A gangland criminal from Dublin’s south inner city is suspected of central involvement in the murder but gardaí have not discounted a theory that she was shot by another person, possibly a woman.

However, it was getting in to the male suspect’s silver Ford Mondeo car that she was last seen by her brother. It is also the male suspect who is believed to have driven her to the house in Brabazon Street where he held her against her will and attacked her before she was shot dead.

“Marioara was a harmless, defenceless young woman who was 18 years of age but she looked younger than that,” said Garda Chief Supt Michael O’Sullivan of the Dublin South Central Division.

“She was abducted in the south inner city of Dublin and brutalised and murdered for no apparent reason. I can say she suffered an appalling death and that is incomprehensible in a civilised society.

“We will work tirelessly and assiduously to bring those responsible to justice for this most heinous crime which has shocked all of the gardaí involved,” Garda Chief Supt O’Sullivan added.

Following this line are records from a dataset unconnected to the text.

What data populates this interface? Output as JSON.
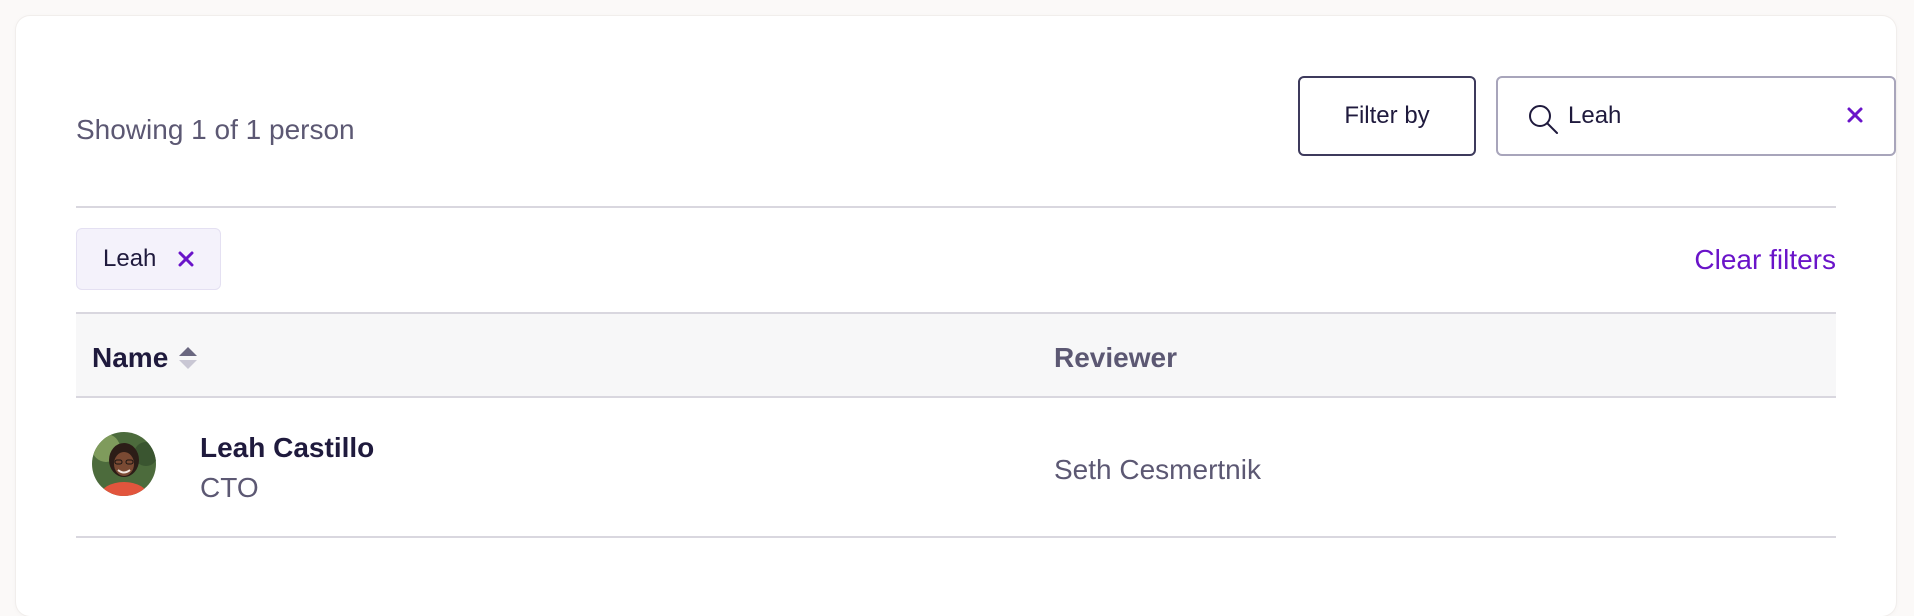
{
  "toolbar": {
    "count_text": "Showing 1 of 1 person",
    "filter_label": "Filter by",
    "search_value": "Leah"
  },
  "filters": {
    "chips": [
      {
        "label": "Leah"
      }
    ],
    "clear_label": "Clear filters"
  },
  "table": {
    "columns": [
      {
        "label": "Name",
        "sortable": true
      },
      {
        "label": "Reviewer",
        "sortable": false
      }
    ],
    "rows": [
      {
        "name": "Leah Castillo",
        "title": "CTO",
        "reviewer": "Seth Cesmertnik",
        "avatar": "person-photo"
      }
    ]
  },
  "icons": {
    "search": "search-icon",
    "clear": "close-icon",
    "chip_remove": "close-icon",
    "sort": "sort-icon"
  },
  "colors": {
    "accent": "#6a14c9",
    "text_primary": "#1f1a3d",
    "text_secondary": "#5c5873",
    "chip_bg": "#f4f2fb",
    "header_bg": "#f7f7f8"
  }
}
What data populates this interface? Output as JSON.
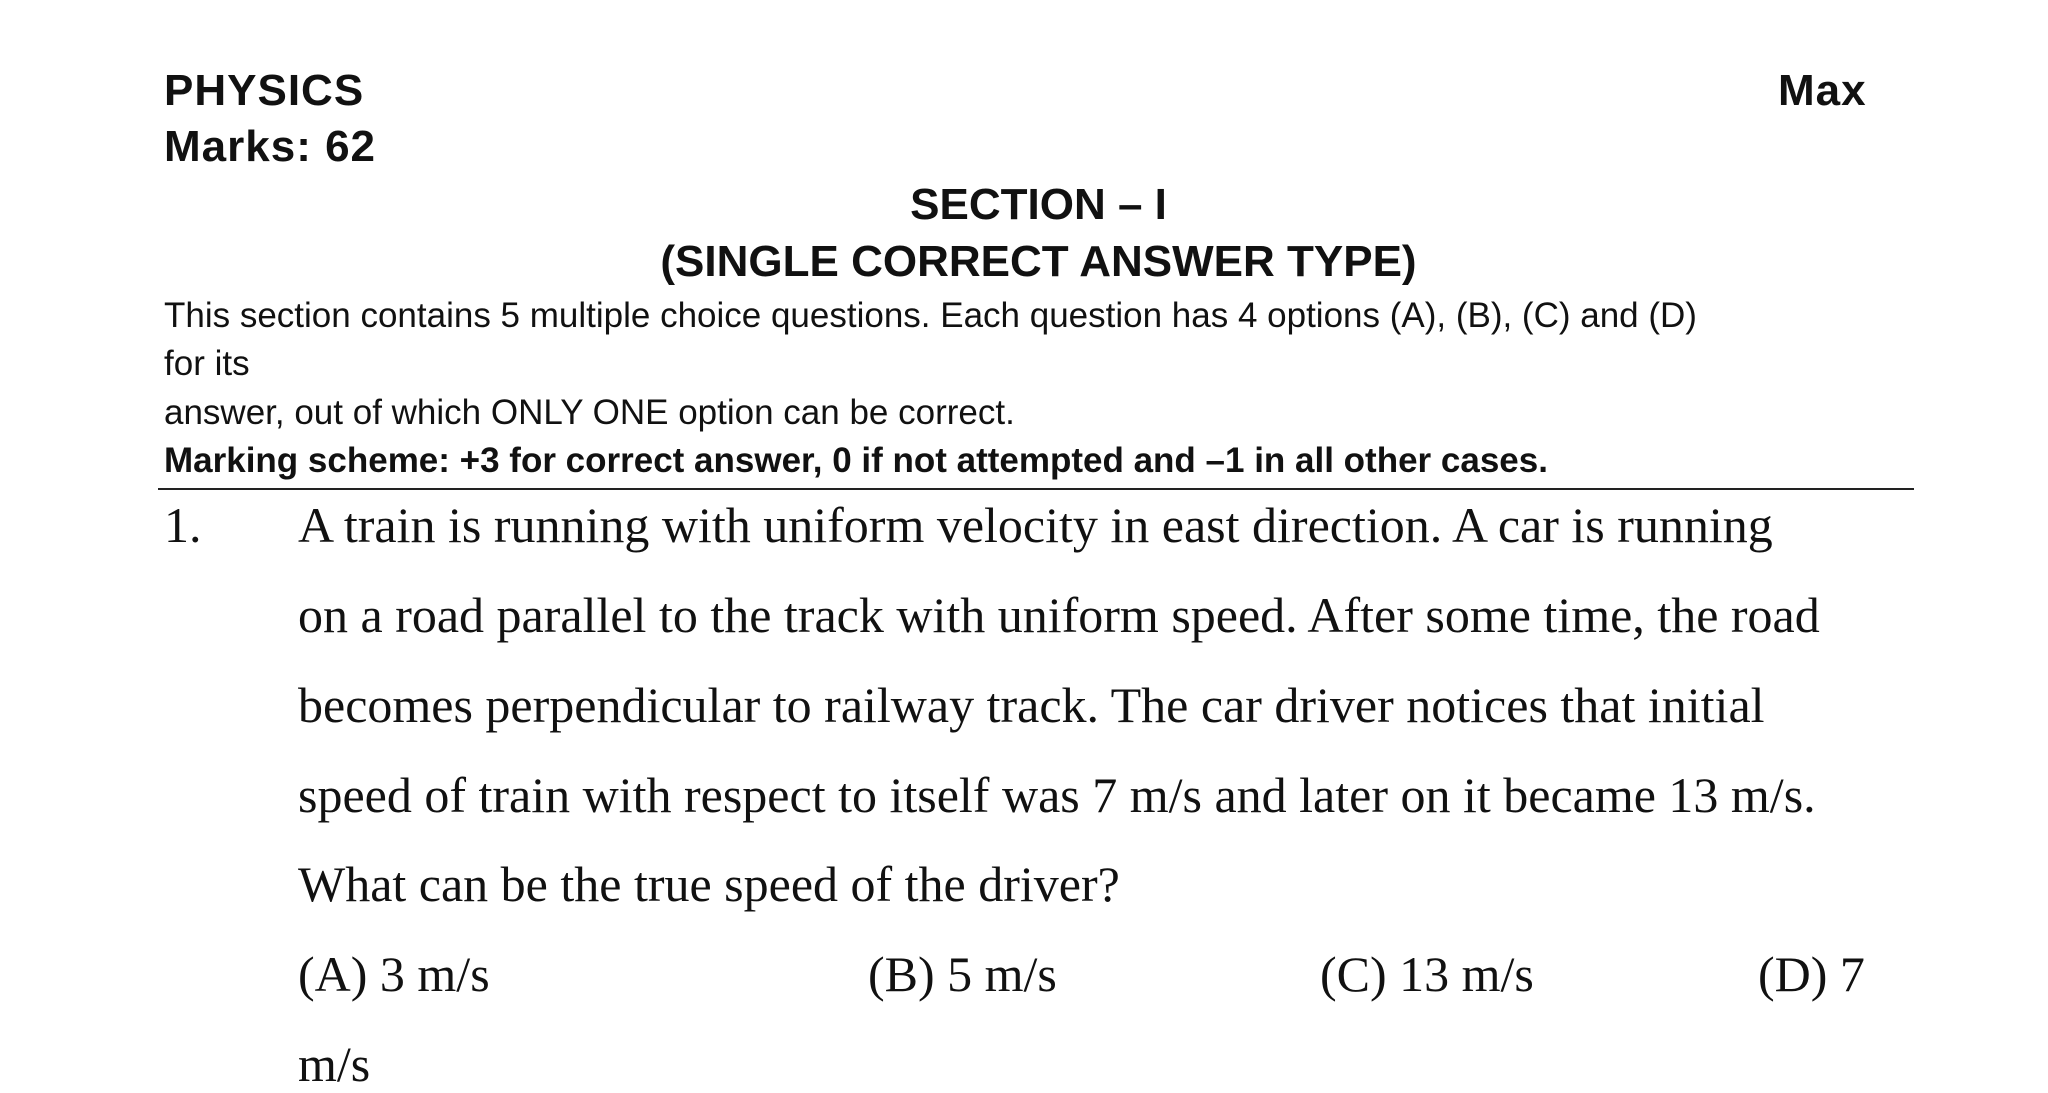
{
  "header": {
    "subject": "PHYSICS",
    "max_label": "Max",
    "marks_line": "Marks: 62"
  },
  "section": {
    "title": "SECTION – I",
    "type": "(SINGLE CORRECT ANSWER TYPE)",
    "instructions": [
      "This section contains 5 multiple choice questions. Each question has 4 options (A), (B), (C) and (D)",
      "for its",
      "answer, out of which ONLY ONE option can be correct."
    ],
    "marking_scheme": "Marking scheme: +3 for correct answer, 0 if not attempted and –1 in all other cases."
  },
  "question": {
    "number": "1.",
    "lines": [
      "A train is running with uniform velocity in east direction. A car is running",
      "on a road parallel to the track with uniform speed. After some time, the road",
      "becomes perpendicular to railway track. The car driver notices that initial",
      "speed of train with respect to itself was 7 m/s and later on it became 13 m/s.",
      "What can be the true speed of the driver?"
    ],
    "options": {
      "a": "(A) 3 m/s",
      "b": "(B) 5 m/s",
      "c": "(C) 13 m/s",
      "d": "(D) 7",
      "d_continued": "m/s"
    }
  }
}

Garda Supt John Gilligan of the Garda Press Office said the discovery of Ms Rostas’s body had significantly advanced the case and several motives and lines of inquiry were being investigated.

A number of suspects had been identified but there was “a lot more work to be done” and it was “important for this country that we follow it to the end”.

Seven people – five men and two women – have been arrested since the investigation into her disappearance began in January 2008. The arrests were made in November 2008 and October 2009.

Anyone with information should contact Pearse Street Garda station on (01) 666 9000 or the Garda confidential line on 1800 666111.

Garda Supt Gilligan said the force was particularly keen to hear from a man living in Co Wexford who contacted Pearse Street Garda station anonymously in June 2008, and an unnamed woman who provided information during a 999 call in September of the same year.

Authorities are liaising with the Rostas family in Romania regarding the repatriation of her remains.